Assemblies and Nature
Sunday, December 30, 2018
MIT Wiesner Student Art Gallery
Artists Neil Gaikwad and Isabel Moya Camacho show the contrast between the synthetic and the organic, from a nature-inspired design to a design-inspired nature. Curated exhibition by Sam Hunter Magee and Justin Playl.
Since the Industrial Revolution, the world of design has been dominated by the rigors of manufacturing and mass production. Assembly lines have dictated a world made of parts, framing the imagination of designers who have been trained to think about their objects as assemblies of discrete parts with distinct functions.
But you don't find homogenous material assemblies in nature, where there are no parts, no assemblies. It's a system that gradually varies its functionality by varying one of its properties. Between machine and organism, between assembly and growth, between Henry Ford and Charles Darwin. These two worldviews, analysis and synthesis. Our work is about uniting these two worldviews, moving away from assembly and closer into growth.

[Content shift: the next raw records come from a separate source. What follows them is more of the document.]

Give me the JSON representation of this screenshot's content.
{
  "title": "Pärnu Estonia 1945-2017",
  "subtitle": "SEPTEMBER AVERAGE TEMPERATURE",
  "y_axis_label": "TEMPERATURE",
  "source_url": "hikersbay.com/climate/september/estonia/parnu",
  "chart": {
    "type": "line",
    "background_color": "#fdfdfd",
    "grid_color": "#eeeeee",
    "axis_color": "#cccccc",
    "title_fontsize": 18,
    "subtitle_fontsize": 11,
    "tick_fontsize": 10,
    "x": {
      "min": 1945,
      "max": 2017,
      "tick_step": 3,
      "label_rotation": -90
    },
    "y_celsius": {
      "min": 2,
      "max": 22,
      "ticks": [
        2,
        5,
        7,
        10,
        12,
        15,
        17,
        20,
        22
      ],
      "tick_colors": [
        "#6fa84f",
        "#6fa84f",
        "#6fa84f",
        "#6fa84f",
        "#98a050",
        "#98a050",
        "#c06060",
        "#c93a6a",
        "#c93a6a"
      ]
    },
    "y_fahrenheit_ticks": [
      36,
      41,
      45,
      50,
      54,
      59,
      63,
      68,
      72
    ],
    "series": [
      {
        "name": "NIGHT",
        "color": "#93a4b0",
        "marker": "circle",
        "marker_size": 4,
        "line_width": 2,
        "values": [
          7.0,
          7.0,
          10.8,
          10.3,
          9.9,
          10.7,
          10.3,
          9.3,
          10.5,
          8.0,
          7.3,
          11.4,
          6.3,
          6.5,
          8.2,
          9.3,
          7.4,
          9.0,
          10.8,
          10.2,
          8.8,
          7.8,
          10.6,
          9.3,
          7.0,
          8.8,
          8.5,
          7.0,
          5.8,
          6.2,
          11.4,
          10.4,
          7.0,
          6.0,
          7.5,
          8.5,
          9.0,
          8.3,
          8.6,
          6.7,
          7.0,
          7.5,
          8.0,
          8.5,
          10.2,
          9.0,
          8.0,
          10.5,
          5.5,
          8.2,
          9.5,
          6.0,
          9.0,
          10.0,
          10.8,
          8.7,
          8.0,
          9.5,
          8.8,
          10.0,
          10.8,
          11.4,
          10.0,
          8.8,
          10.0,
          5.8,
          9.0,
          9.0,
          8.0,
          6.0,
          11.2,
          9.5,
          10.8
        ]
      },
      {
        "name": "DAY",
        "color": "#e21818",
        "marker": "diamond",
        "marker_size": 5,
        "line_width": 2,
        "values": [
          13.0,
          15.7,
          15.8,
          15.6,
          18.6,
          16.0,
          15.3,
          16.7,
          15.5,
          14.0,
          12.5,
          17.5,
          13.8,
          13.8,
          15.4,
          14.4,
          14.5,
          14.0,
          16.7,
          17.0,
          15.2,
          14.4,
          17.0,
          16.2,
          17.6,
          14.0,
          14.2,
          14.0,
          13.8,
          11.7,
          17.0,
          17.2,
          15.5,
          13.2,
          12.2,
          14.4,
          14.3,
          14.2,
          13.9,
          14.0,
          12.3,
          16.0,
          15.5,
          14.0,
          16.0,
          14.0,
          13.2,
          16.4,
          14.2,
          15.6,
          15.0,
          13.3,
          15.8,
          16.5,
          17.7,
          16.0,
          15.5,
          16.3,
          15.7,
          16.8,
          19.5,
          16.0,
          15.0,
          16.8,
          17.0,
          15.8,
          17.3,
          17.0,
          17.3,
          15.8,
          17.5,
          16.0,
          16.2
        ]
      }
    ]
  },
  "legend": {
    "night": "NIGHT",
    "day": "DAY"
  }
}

Neil Gaikwad, a MIT Arts Scholar, captures the simple complexities of our planet, including glacier landscapes, cultures and burning societal challenges across the world. Neil is a current Phd candidate at the MIT Media Lab focused on Artificial Intelligence and Human Computer Interaction.
Isabel Moya Camacho, a MIT Sloan student, explores the boundaries between matter and space, fundamentally expanding and enhancing the ways in which humans interact with the built environment. As an architect and artist, she has been awarded by the Spanish Royal Academy of the Arts and her work is part of the Collection of Fine Arts in the Spain's Biblioteca Nacional.